Our next short we edited on Final Cut Pro on the computer, and it was a magnitude of order faster and easier. However, editing a digitized abstraction of the actual film itself put a mental barrier between me and my movie that removed some of the intimacy from the process. I felt more detached from my movie than I had when I had been manipulating it with my own fingertips. It was so fun, using a scroll wheel to ramp up the speed at which my film played forward or backward, even if the machines often broke down.

The shift from mouse and keyboard interfaces to touchscreen interfaces is another example of a method of interaction that feels more human, and if voice interaction ever gets to the point where we're speaking to our computers like Joaquin Phoenix speaks to his operating system in Her, that will be an even larger leap towards more human (humane?) interfaces and interactions.
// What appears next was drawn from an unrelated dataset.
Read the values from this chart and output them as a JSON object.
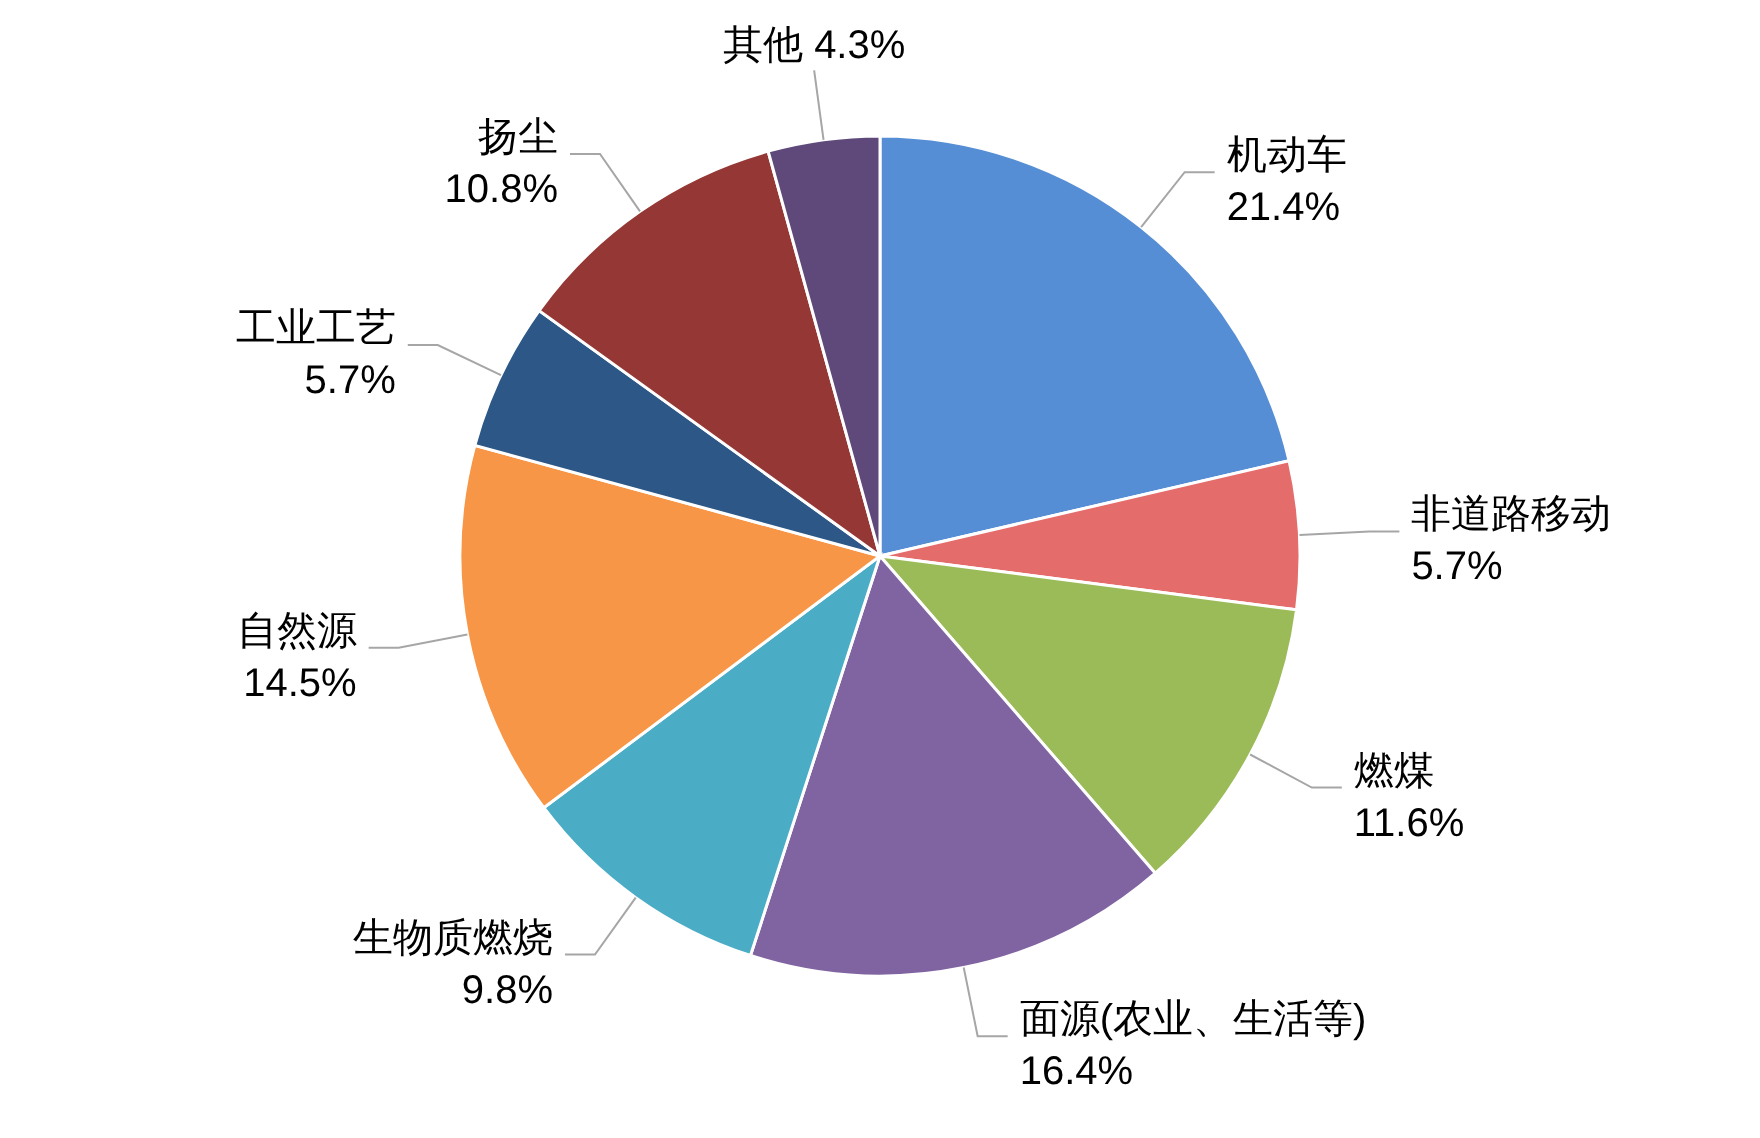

Apple and Google are taking steps in that direction with Siri and Google Now, but I'd love a few more human touches. I think they'd make users much more tolerant of the current defects of those systems. Creating an illusion of personality is difficult, of course, but tiny flourishes go a long way. One time I recall sending IWantSandy an email at 3 in the morning asking “her” to remind me of something the next morning. Her reply began with “Wow! You're up late! Get some sleep soon” or something like that. Simple to code, powerfully effective.
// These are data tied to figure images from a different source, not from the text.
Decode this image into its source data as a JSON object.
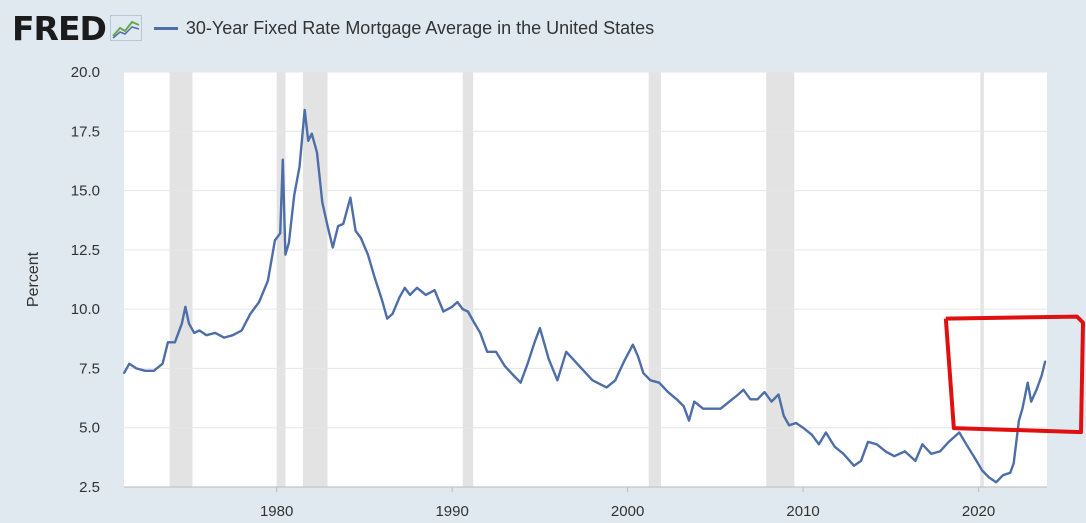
{
  "header": {
    "logo": "FRED",
    "logo_icon": "line-chart-icon",
    "legend_label": "30-Year Fixed Rate Mortgage Average in the United States"
  },
  "colors": {
    "series": "#4d6ea8",
    "background": "#e1e9f0",
    "plot": "#ffffff",
    "recession": "#e3e3e3",
    "annotation": "#e01010"
  },
  "chart_data": {
    "type": "line",
    "title": "30-Year Fixed Rate Mortgage Average in the United States",
    "xlabel": "",
    "ylabel": "Percent",
    "xlim": [
      1971.3,
      2023.9
    ],
    "ylim": [
      2.5,
      20.0
    ],
    "x_ticks": [
      "1980",
      "1990",
      "2000",
      "2010",
      "2020"
    ],
    "y_ticks": [
      "2.5",
      "5.0",
      "7.5",
      "10.0",
      "12.5",
      "15.0",
      "17.5",
      "20.0"
    ],
    "grid": "horizontal",
    "recessions": [
      [
        1973.9,
        1975.2
      ],
      [
        1980.0,
        1980.5
      ],
      [
        1981.5,
        1982.9
      ],
      [
        1990.6,
        1991.2
      ],
      [
        2001.2,
        2001.9
      ],
      [
        2007.9,
        2009.5
      ],
      [
        2020.1,
        2020.3
      ]
    ],
    "series": [
      {
        "name": "30-Year Fixed Rate Mortgage Average in the United States",
        "x": [
          1971.3,
          1971.6,
          1972.0,
          1972.5,
          1973.0,
          1973.5,
          1973.8,
          1974.2,
          1974.6,
          1974.8,
          1975.0,
          1975.3,
          1975.6,
          1976.0,
          1976.5,
          1977.0,
          1977.5,
          1978.0,
          1978.5,
          1979.0,
          1979.5,
          1979.9,
          1980.2,
          1980.35,
          1980.5,
          1980.7,
          1981.0,
          1981.3,
          1981.6,
          1981.8,
          1982.0,
          1982.3,
          1982.6,
          1982.9,
          1983.2,
          1983.5,
          1983.8,
          1984.2,
          1984.5,
          1984.8,
          1985.2,
          1985.6,
          1986.0,
          1986.3,
          1986.6,
          1987.0,
          1987.3,
          1987.6,
          1988.0,
          1988.5,
          1989.0,
          1989.5,
          1990.0,
          1990.3,
          1990.6,
          1990.9,
          1991.2,
          1991.6,
          1992.0,
          1992.5,
          1993.0,
          1993.5,
          1993.9,
          1994.3,
          1994.7,
          1995.0,
          1995.5,
          1996.0,
          1996.5,
          1997.0,
          1997.5,
          1998.0,
          1998.8,
          1999.3,
          1999.8,
          2000.3,
          2000.6,
          2000.9,
          2001.3,
          2001.8,
          2002.3,
          2002.8,
          2003.2,
          2003.5,
          2003.8,
          2004.3,
          2004.8,
          2005.3,
          2005.8,
          2006.3,
          2006.6,
          2007.0,
          2007.4,
          2007.8,
          2008.2,
          2008.6,
          2008.9,
          2009.2,
          2009.6,
          2010.0,
          2010.5,
          2010.9,
          2011.3,
          2011.8,
          2012.3,
          2012.9,
          2013.3,
          2013.7,
          2014.2,
          2014.7,
          2015.2,
          2015.8,
          2016.4,
          2016.8,
          2017.3,
          2017.8,
          2018.3,
          2018.9,
          2019.3,
          2019.8,
          2020.2,
          2020.6,
          2021.0,
          2021.4,
          2021.8,
          2022.0,
          2022.3,
          2022.5,
          2022.8,
          2023.0,
          2023.3,
          2023.6,
          2023.8
        ],
        "values": [
          7.3,
          7.7,
          7.5,
          7.4,
          7.4,
          7.7,
          8.6,
          8.6,
          9.4,
          10.1,
          9.4,
          9.0,
          9.1,
          8.9,
          9.0,
          8.8,
          8.9,
          9.1,
          9.8,
          10.3,
          11.2,
          12.9,
          13.2,
          16.3,
          12.3,
          12.8,
          14.8,
          16.0,
          18.4,
          17.1,
          17.4,
          16.6,
          14.5,
          13.5,
          12.6,
          13.5,
          13.6,
          14.7,
          13.3,
          13.0,
          12.3,
          11.3,
          10.4,
          9.6,
          9.8,
          10.5,
          10.9,
          10.6,
          10.9,
          10.6,
          10.8,
          9.9,
          10.1,
          10.3,
          10.0,
          9.9,
          9.5,
          9.0,
          8.2,
          8.2,
          7.6,
          7.2,
          6.9,
          7.7,
          8.6,
          9.2,
          7.9,
          7.0,
          8.2,
          7.8,
          7.4,
          7.0,
          6.7,
          7.0,
          7.8,
          8.5,
          8.0,
          7.3,
          7.0,
          6.9,
          6.5,
          6.2,
          5.9,
          5.3,
          6.1,
          5.8,
          5.8,
          5.8,
          6.1,
          6.4,
          6.6,
          6.2,
          6.2,
          6.5,
          6.1,
          6.4,
          5.5,
          5.1,
          5.2,
          5.0,
          4.7,
          4.3,
          4.8,
          4.2,
          3.9,
          3.4,
          3.6,
          4.4,
          4.3,
          4.0,
          3.8,
          4.0,
          3.6,
          4.3,
          3.9,
          4.0,
          4.4,
          4.8,
          4.3,
          3.7,
          3.2,
          2.9,
          2.7,
          3.0,
          3.1,
          3.5,
          5.3,
          5.8,
          6.9,
          6.1,
          6.6,
          7.2,
          7.8
        ]
      }
    ]
  },
  "annotation": {
    "type": "hand-drawn-rectangle",
    "x_range": [
      2020.3,
      2023.9
    ],
    "y_range": [
      4.9,
      9.6
    ]
  }
}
When I get reminders on iOS or Android of meetings, they always come in cold and flat. Instead of just “1 on 1 with Joe at 1:00pm” popping up with a chirp on my phone, what if it were phrased “Eugene, don't forget you have a 1 on 1 with Joe in 10 minutes!” What if it came in via a text message, as if a person were texting me? What if there were a smiley emoji at the end of the text?

I know some folks would hate that type of false anthropomorphism, but perhaps you could choose whether to turn it on or off.

I still miss Sandy. For a short period it seemed as if some folks might resurrect her, but nothing came of it. I keep thinking one of these days I'll find a note from her in my inbox.